Hayır yani muhabbete bak.' Neden ağlıyorsun kızım?'

'Üstüme meyve suyu döküldü.' yaşı da beş çünkü. Ege ayağa kalktığımda yine yalnız olacaklarını düşünüp sinirlenirken bir elini bana diğerini çantama uzattı. "Gel seni de eve bırakayım." İlayda gözle görülür bir şekilde bozulurken gülüp ayağa kalktım.

Çıkarken Ece'ye keyifle el salladığımda o da bana öpücük atıyordu. İlayda ön koltuğa yöneldiğinde artık kanın beynime sıçradığına emin gibiydim. Ege beni kolumdan tutup öne doğru hafifçe ittirdiğinde gülümsedim. Eh böyle böyle yumuşamam zor olmazdı.

Yolda giderken telefonum çaldığında Ege'de göz ucuyla arayana baktı gülüp ekranı ona çevirdiğimde o da gülüp yola döndü. "Ay Dolunay koşuyor musun, uçuyor musun,ışınlamayı mı keşfediyorsun bilmiyorum ama hemen eve gel! Teyzen yine manyak nişanlısını getirdi,az sonra babanla birbirlerine kılıç çekecek gibiler."

Söylediklerine gülerken onları Demir'e emanet edip telefonu kapattım. "Ege istersen önce Dolunay'ı bırakalım biz sonra eve döneriz." sinirle arkamı o kadar hızlı dönmüştüm ki sonunda susup arkasını yaslanmış ve yol boyu bir daha konuşmamıştı.

Beni bırakıp tekrar eve gitmek Ege'yi yorar diye istemesem de ben de aynı şeyi teklif ettim. "Yok güzelim ben zaten gece Çağan'larda kalacağım."

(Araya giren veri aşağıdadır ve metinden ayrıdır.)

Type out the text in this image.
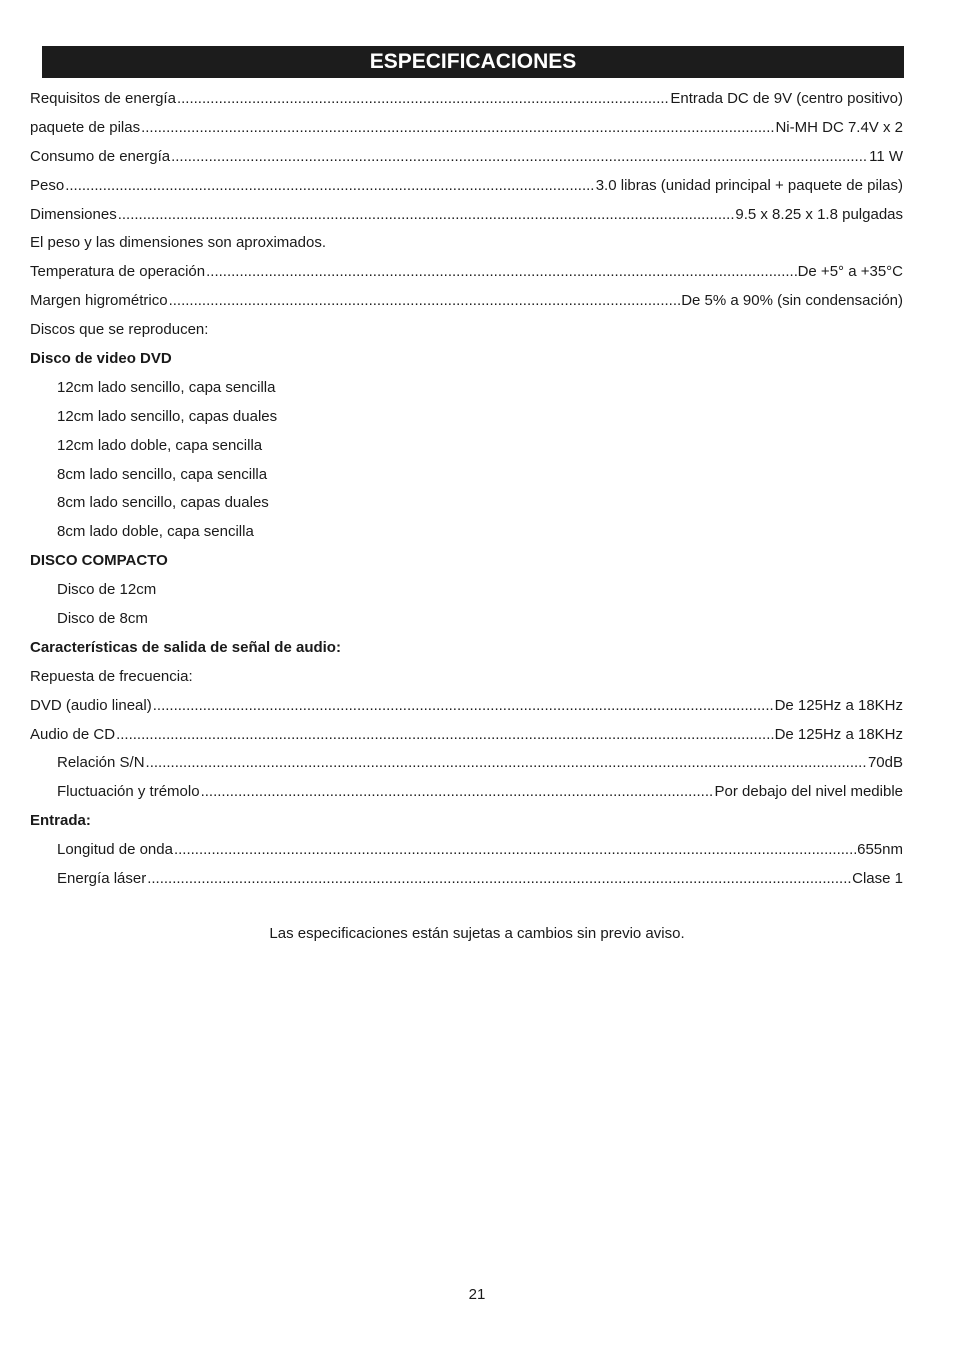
ESPECIFICACIONES
Requisitos de energía .....	Entrada DC de 9V (centro positivo)
paquete de pilas .....	Ni-MH DC 7.4V x 2
Consumo de energía .....	11 W
Peso .....	3.0 libras (unidad principal + paquete de pilas)
Dimensiones .....	9.5 x 8.25 x 1.8 pulgadas
El peso y las dimensiones son aproximados.
Temperatura de operación .....	De +5° a +35°C
Margen higrométrico .....	De 5% a 90% (sin condensación)
Discos que se reproducen:
Disco de video DVD
12cm lado sencillo, capa sencilla
12cm lado sencillo, capas duales
12cm lado doble, capa sencilla
8cm lado sencillo, capa sencilla
8cm lado sencillo, capas duales
8cm lado doble, capa sencilla
DISCO COMPACTO
Disco de 12cm
Disco de 8cm
Características de salida de señal de audio:
Repuesta de frecuencia:
DVD (audio lineal) .....	De 125Hz a 18KHz
Audio de CD .....	De 125Hz a 18KHz
Relación S/N .....	70dB
Fluctuación y trémolo .....	Por debajo del nivel medible
Entrada:
Longitud de onda .....	655nm
Energía láser .....	Clase 1
Las especificaciones están sujetas a cambios sin previo aviso.
21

"Öyle mi,neden?" dayanamayıp yine konuştuğunda derin nefesler alarak cevabı Ege'ye bırakıyordum. "Arkadaşlarımda kalmak için neden aramıyorum." İlayda'yı eve bırakıp bize doğru giderken ikimizde konuşmuyorduk. Cama bakarken onun yüzünün yansımasıyla göz göze gelince gülümsedi. Ben de hafifçe tebessüm ettiğimde evin önüne gelmiştik.

İnecekken kolumu tutup durmamı sağladı. "Trip at ben gönlünü alırım ama masadaki gibi üzgün olma yine." gülüp yanağını öpüp içimdekileri söyledim. "Verdiğin cevaplar beni çok tatmin ettiği için mutluyum."